2019-03-15 13:26:59 ⌚ gateway-03 in ~/ACH_Development/ACH_tests/ACH_quiz3/python_scripts/Analysis ○ → python ACH_nested_anova.py Traceback (most recent call last): File "ACH_nested_anova.py", line 2, in from dfply import group_by as group_by, summarize as summarize, select as select File "/mnt/home/bundyjas/anaconda3/envs/ACH_environment/lib/python3.6/site-packages/dfply/init.py", line 11, in from .data import diamonds File "/mnt/home/bundyjas/anaconda3/envs/ACH_environment/lib/python3.6/site-packages/dfply/data/init.py", line 5, in diamonds = pd.read_csv(os.path.join(root, "diamonds.csv")) File "/mnt/home/bundyjas/anaconda3/envs/ACH_environment/lib/python3.6/site-packages/pandas/io/parsers.py", line 702, in parser_f return _read(filepath_or_buffer, kwds) File "/mnt/home/bundyjas/anaconda3/envs/ACH_environment/lib/python3.6/site-packages/pandas/io/parsers.py", line 429, in _read parser = TextFileReader(filepath_or_buffer, kwds) File "/mnt/home/bundyjas/anaconda3/envs/ACH_environment/lib/python3.6/site-packages/pandas/io/parsers.py", line 895, in init self._make_engine(self.engine) File "/mnt/home/bundyjas/anaconda3/envs/ACH_environment/lib/python3.6/site-packages/pandas/io/parsers.py", line 1122, in _make_engine self._engine = CParserWrapper(self.f, self.options) File "/mnt/home/bundyjas/anaconda3/envs/ACH_environment/lib/python3.6/site-packages/pandas/io/parsers.py", line 1853, in init self._reader = parsers.TextReader(src, **kwds) File "pandas/_libs/parsers.pyx", line 387, in pandas._libs.parsers.TextReader.cinit File "pandas/_libs/parsers.pyx", line 705, in pandas._libs.parsers.TextReader._setup_parser_source FileNotFoundError: [Errno 2] File b'/mnt/home/bundyjas/anaconda3/envs/ACH_environment/lib/python3.6/site-packages/dfply/data/diamonds.csv' does not exist: b'/mnt/home/bundyjas/anaconda3/envs/ACH_environment/lib/python3.6/site-packages/dfply/data/diamonds.csv'

I can substitute the import line with any of the following and the result is still the same: -import dfply -from dfply import group_by as group_by, summarize as summarize, select as select -from dfply import *

Please help. I cannot seem to use git or pip to correct the problem. Pip tells me the package is already installed, but I get the same problem. Git is not available to me.

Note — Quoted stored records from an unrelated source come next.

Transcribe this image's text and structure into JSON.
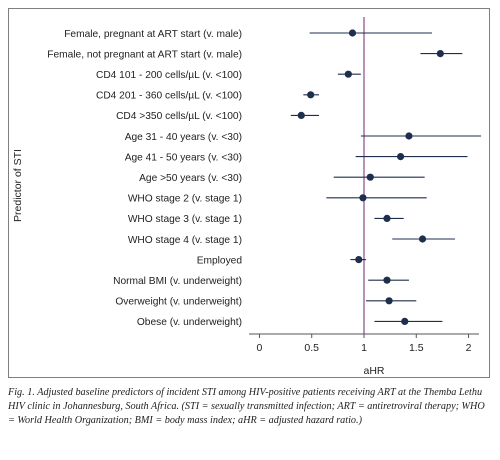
{
  "chart_data": {
    "type": "forest",
    "xlabel": "aHR",
    "ylabel": "Predictor of STI",
    "xlim": [
      -0.1,
      2.1
    ],
    "xticks": [
      0,
      0.5,
      1,
      1.5,
      2
    ],
    "xtick_labels": [
      "0",
      "0.5",
      "1",
      "1.5",
      "2"
    ],
    "reference_line": 1,
    "colors": {
      "point": "#1e2f4d",
      "ci_line": "#1e2f4d",
      "reference_line": "#8a4a8e",
      "axis": "#555555",
      "text": "#222222"
    },
    "rows": [
      {
        "label": "Female, pregnant at ART start (v. male)",
        "estimate": 0.89,
        "lower": 0.48,
        "upper": 1.65
      },
      {
        "label": "Female, not pregnant at ART start (v. male)",
        "estimate": 1.73,
        "lower": 1.54,
        "upper": 1.94
      },
      {
        "label": "CD4 101 - 200 cells/µL (v. <100)",
        "estimate": 0.85,
        "lower": 0.75,
        "upper": 0.97
      },
      {
        "label": "CD4 201 - 360 cells/µL (v. <100)",
        "estimate": 0.49,
        "lower": 0.42,
        "upper": 0.57
      },
      {
        "label": "CD4 >350 cells/µL (v. <100)",
        "estimate": 0.4,
        "lower": 0.3,
        "upper": 0.57
      },
      {
        "label": "Age 31 - 40 years (v. <30)",
        "estimate": 1.43,
        "lower": 0.97,
        "upper": 2.12
      },
      {
        "label": "Age 41 - 50 years (v. <30)",
        "estimate": 1.35,
        "lower": 0.92,
        "upper": 1.99
      },
      {
        "label": "Age >50 years (v. <30)",
        "estimate": 1.06,
        "lower": 0.71,
        "upper": 1.58
      },
      {
        "label": "WHO stage 2 (v. stage 1)",
        "estimate": 0.99,
        "lower": 0.64,
        "upper": 1.6
      },
      {
        "label": "WHO stage 3 (v. stage 1)",
        "estimate": 1.22,
        "lower": 1.1,
        "upper": 1.38
      },
      {
        "label": "WHO stage 4 (v. stage 1)",
        "estimate": 1.56,
        "lower": 1.27,
        "upper": 1.87
      },
      {
        "label": "Employed",
        "estimate": 0.95,
        "lower": 0.87,
        "upper": 1.02
      },
      {
        "label": "Normal BMI (v. underweight)",
        "estimate": 1.22,
        "lower": 1.04,
        "upper": 1.43
      },
      {
        "label": "Overweight (v. underweight)",
        "estimate": 1.24,
        "lower": 1.02,
        "upper": 1.5
      },
      {
        "label": "Obese (v. underweight)",
        "estimate": 1.39,
        "lower": 1.1,
        "upper": 1.75
      }
    ]
  },
  "caption": {
    "text": "Fig. 1. Adjusted baseline predictors of incident STI among HIV-positive patients receiving ART at the Themba Lethu HIV clinic in Johannesburg, South Africa. (STI = sexually transmitted infection; ART = antiretroviral therapy; WHO = World Health Organization; BMI = body mass index; aHR = adjusted hazard ratio.)"
  }
}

andrewkho commented 4 years ago

I'm not 100% sure, but I guess this issue comes from building from source. If you pip download --no-binary :all: --no-dependencies dfply you'll find the same issue, the diamonds.csv file is missing from dfply/data/ folder. However downloading the wheel pip download --no-dependencies dfply, if you inspect the wheel you'll find that the diamonds.csv file is there.

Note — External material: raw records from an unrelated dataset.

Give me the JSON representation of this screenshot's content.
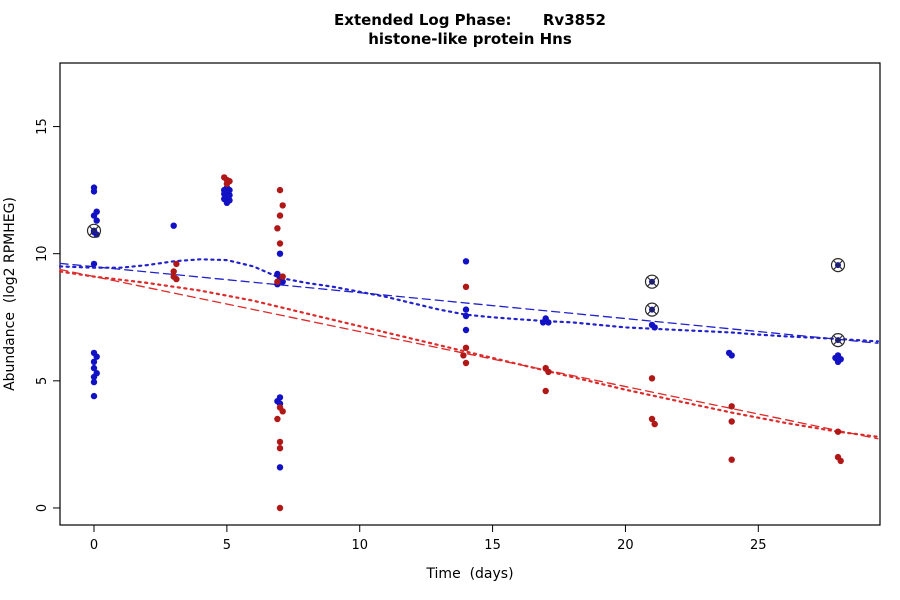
{
  "chart_data": {
    "type": "scatter",
    "title_line1": "Extended Log Phase:      Rv3852",
    "title_line2": "histone-like protein Hns",
    "xlabel": "Time  (days)",
    "ylabel": "Abundance  (log2 RPMHEG)",
    "xlim": [
      -1.28,
      29.58
    ],
    "ylim": [
      -0.67,
      17.5
    ],
    "xticks": [
      0,
      5,
      10,
      15,
      20,
      25
    ],
    "yticks": [
      0,
      5,
      10,
      15
    ],
    "grid": false,
    "legend": "none",
    "colors": {
      "blue": "#1212C4",
      "red": "#B01818",
      "blue_line": "#2222CC",
      "red_line": "#DD2A2A",
      "circle_marker": "#2A2A2A",
      "box": "#000000"
    },
    "series": [
      {
        "name": "blue-points",
        "color": "#1212C4",
        "points": [
          [
            0,
            12.6
          ],
          [
            0,
            12.45
          ],
          [
            0.1,
            11.65
          ],
          [
            0,
            11.5
          ],
          [
            0.1,
            11.3
          ],
          [
            0,
            10.9
          ],
          [
            0,
            10.85
          ],
          [
            0.1,
            10.75
          ],
          [
            0,
            9.6
          ],
          [
            0,
            6.1
          ],
          [
            0.1,
            5.95
          ],
          [
            0,
            5.75
          ],
          [
            0,
            5.5
          ],
          [
            0.1,
            5.3
          ],
          [
            0,
            5.15
          ],
          [
            0,
            4.95
          ],
          [
            0,
            4.4
          ],
          [
            3,
            11.1
          ],
          [
            5,
            12.6
          ],
          [
            4.9,
            12.5
          ],
          [
            5.1,
            12.5
          ],
          [
            5,
            12.4
          ],
          [
            4.9,
            12.35
          ],
          [
            5.1,
            12.3
          ],
          [
            5,
            12.25
          ],
          [
            4.9,
            12.15
          ],
          [
            5.1,
            12.1
          ],
          [
            5,
            12.0
          ],
          [
            7,
            10.0
          ],
          [
            6.9,
            9.2
          ],
          [
            7,
            9.05
          ],
          [
            7.1,
            8.9
          ],
          [
            6.9,
            8.8
          ],
          [
            7,
            4.35
          ],
          [
            6.9,
            4.2
          ],
          [
            7,
            4.1
          ],
          [
            7,
            1.6
          ],
          [
            14,
            9.7
          ],
          [
            14,
            7.8
          ],
          [
            14,
            7.55
          ],
          [
            14,
            7.0
          ],
          [
            17,
            7.45
          ],
          [
            16.9,
            7.3
          ],
          [
            17.1,
            7.3
          ],
          [
            21,
            7.2
          ],
          [
            21.1,
            7.1
          ],
          [
            23.9,
            6.1
          ],
          [
            24,
            6.0
          ],
          [
            28,
            6.0
          ],
          [
            27.9,
            5.9
          ],
          [
            28.1,
            5.85
          ],
          [
            28,
            5.75
          ]
        ]
      },
      {
        "name": "red-points",
        "color": "#B01818",
        "points": [
          [
            3.1,
            9.6
          ],
          [
            3,
            9.3
          ],
          [
            3,
            9.1
          ],
          [
            3.1,
            9.0
          ],
          [
            4.9,
            13.0
          ],
          [
            5,
            12.9
          ],
          [
            5.1,
            12.85
          ],
          [
            5,
            12.75
          ],
          [
            7,
            12.5
          ],
          [
            7.1,
            11.9
          ],
          [
            7,
            11.5
          ],
          [
            6.9,
            11.0
          ],
          [
            7,
            10.4
          ],
          [
            7.1,
            9.1
          ],
          [
            6.9,
            8.9
          ],
          [
            7,
            3.95
          ],
          [
            7.1,
            3.8
          ],
          [
            6.9,
            3.5
          ],
          [
            7,
            2.6
          ],
          [
            7,
            2.35
          ],
          [
            7,
            0.0
          ],
          [
            14,
            8.7
          ],
          [
            14,
            6.3
          ],
          [
            13.9,
            6.0
          ],
          [
            14,
            5.7
          ],
          [
            17,
            5.5
          ],
          [
            17.1,
            5.35
          ],
          [
            17,
            4.6
          ],
          [
            21,
            5.1
          ],
          [
            21,
            3.5
          ],
          [
            21.1,
            3.3
          ],
          [
            24,
            4.0
          ],
          [
            24,
            3.4
          ],
          [
            24,
            1.9
          ],
          [
            28,
            3.0
          ],
          [
            28,
            2.0
          ],
          [
            28.1,
            1.85
          ]
        ]
      }
    ],
    "circled_points": [
      [
        0,
        10.9
      ],
      [
        21,
        8.9
      ],
      [
        21,
        7.8
      ],
      [
        28,
        9.55
      ],
      [
        28,
        6.6
      ]
    ],
    "lines": [
      {
        "name": "blue-dashed-fit",
        "color": "#2222CC",
        "style": "dash",
        "width": 1.3,
        "points": [
          [
            -1.28,
            9.62
          ],
          [
            29.5,
            6.48
          ]
        ]
      },
      {
        "name": "red-dashed-fit",
        "color": "#DD2A2A",
        "style": "dash",
        "width": 1.3,
        "points": [
          [
            -1.28,
            9.38
          ],
          [
            29.5,
            2.72
          ]
        ]
      },
      {
        "name": "blue-dotted-smooth",
        "color": "#2222CC",
        "style": "dot",
        "width": 2.2,
        "points": [
          [
            -1.28,
            9.5
          ],
          [
            0,
            9.45
          ],
          [
            1,
            9.45
          ],
          [
            2,
            9.55
          ],
          [
            3,
            9.7
          ],
          [
            4,
            9.78
          ],
          [
            5,
            9.75
          ],
          [
            6,
            9.5
          ],
          [
            7,
            9.05
          ],
          [
            8,
            8.85
          ],
          [
            9,
            8.7
          ],
          [
            10,
            8.5
          ],
          [
            11,
            8.3
          ],
          [
            12,
            8.05
          ],
          [
            13,
            7.8
          ],
          [
            14,
            7.6
          ],
          [
            15,
            7.5
          ],
          [
            16,
            7.42
          ],
          [
            17,
            7.35
          ],
          [
            18,
            7.3
          ],
          [
            19,
            7.2
          ],
          [
            20,
            7.1
          ],
          [
            21,
            7.05
          ],
          [
            22,
            7.0
          ],
          [
            23,
            6.95
          ],
          [
            24,
            6.9
          ],
          [
            25,
            6.82
          ],
          [
            26,
            6.75
          ],
          [
            27,
            6.7
          ],
          [
            28,
            6.65
          ],
          [
            29.5,
            6.55
          ]
        ]
      },
      {
        "name": "red-dotted-smooth",
        "color": "#DD2A2A",
        "style": "dot",
        "width": 2.2,
        "points": [
          [
            -1.28,
            9.3
          ],
          [
            0,
            9.1
          ],
          [
            2,
            8.85
          ],
          [
            4,
            8.55
          ],
          [
            6,
            8.15
          ],
          [
            7,
            7.9
          ],
          [
            8,
            7.65
          ],
          [
            10,
            7.15
          ],
          [
            12,
            6.65
          ],
          [
            14,
            6.15
          ],
          [
            16,
            5.65
          ],
          [
            18,
            5.15
          ],
          [
            20,
            4.65
          ],
          [
            22,
            4.2
          ],
          [
            24,
            3.75
          ],
          [
            26,
            3.35
          ],
          [
            28,
            3.0
          ],
          [
            29.5,
            2.8
          ]
        ]
      }
    ]
  }
}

I don't know anything about conda package management, but perhaps they take the result of python setup.py sdist, which would omit the data file. According to this random SO post, a MANIFEST file should fix things.

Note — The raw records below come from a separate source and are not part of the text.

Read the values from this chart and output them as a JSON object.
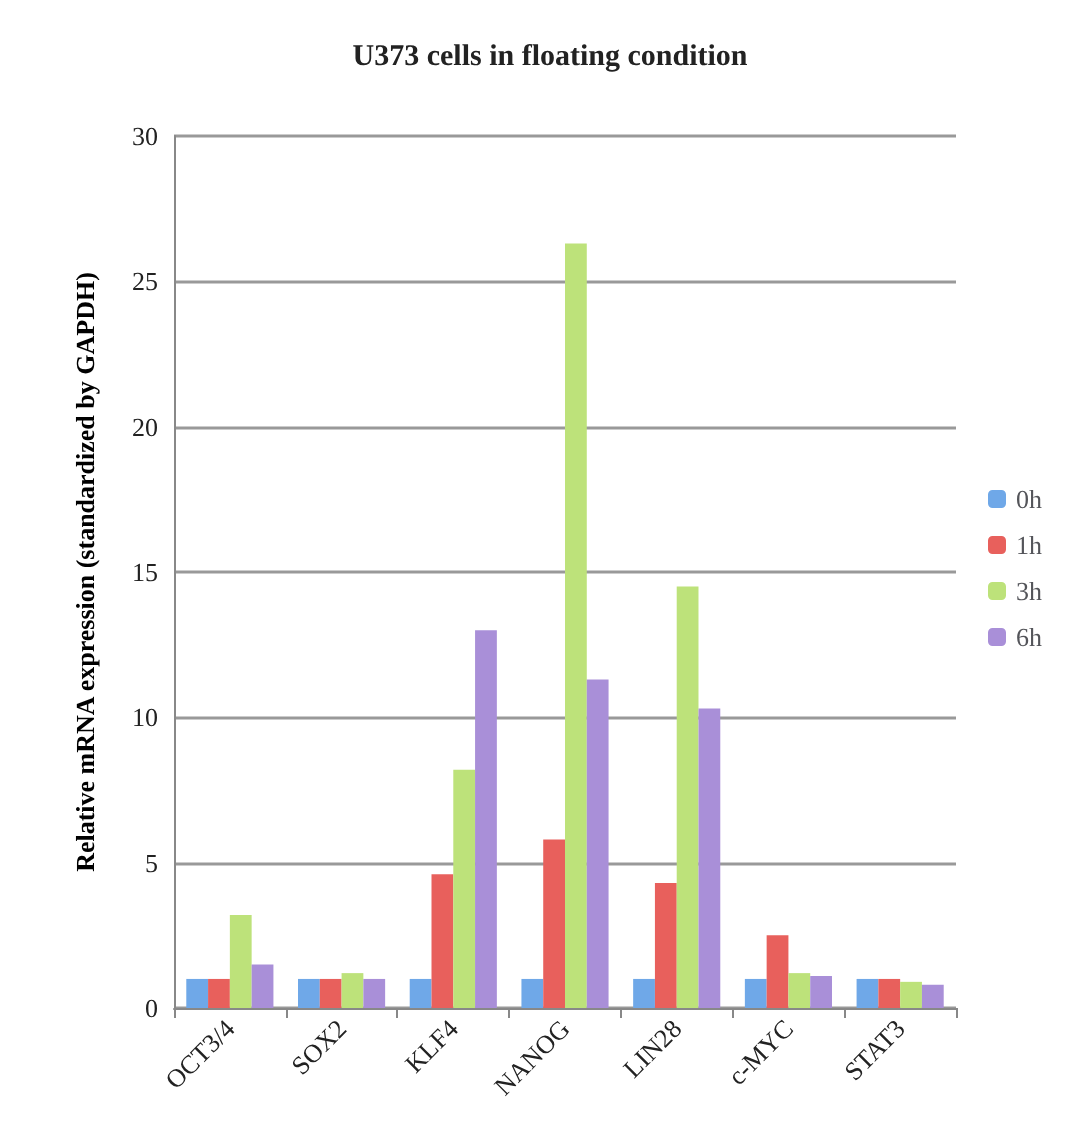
{
  "chart_data": {
    "type": "bar",
    "title": "U373 cells in floating condition",
    "ylabel": "Relative mRNA expression (standardized by GAPDH)",
    "categories": [
      "OCT3/4",
      "SOX2",
      "KLF4",
      "NANOG",
      "LIN28",
      "c-MYC",
      "STAT3"
    ],
    "series": [
      {
        "name": "0h",
        "color": "#6fa8e8",
        "values": [
          1,
          1,
          1,
          1,
          1,
          1,
          1
        ]
      },
      {
        "name": "1h",
        "color": "#e8605c",
        "values": [
          1,
          1,
          4.6,
          5.8,
          4.3,
          2.5,
          1
        ]
      },
      {
        "name": "3h",
        "color": "#bde27a",
        "values": [
          3.2,
          1.2,
          8.2,
          26.3,
          14.5,
          1.2,
          0.9
        ]
      },
      {
        "name": "6h",
        "color": "#a98fd8",
        "values": [
          1.5,
          1,
          13,
          11.3,
          10.3,
          1.1,
          0.8
        ]
      }
    ],
    "ylim": [
      0,
      30
    ],
    "yticks": [
      0,
      5,
      10,
      15,
      20,
      25,
      30
    ],
    "grid": "y",
    "legend": "right"
  }
}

https://stackoverflow.com/questions/7522250/how-to-include-package-data-with-setuptools-distribute

complexgenome commented 4 years ago

I ran into the same error with file missing of diamonds when dfply library was installed using conda (conda install -c tallic dfply). In order to resolve this remove library and its dependencies using conda.
Then install using pip under same conda environment.

library installed with pip install works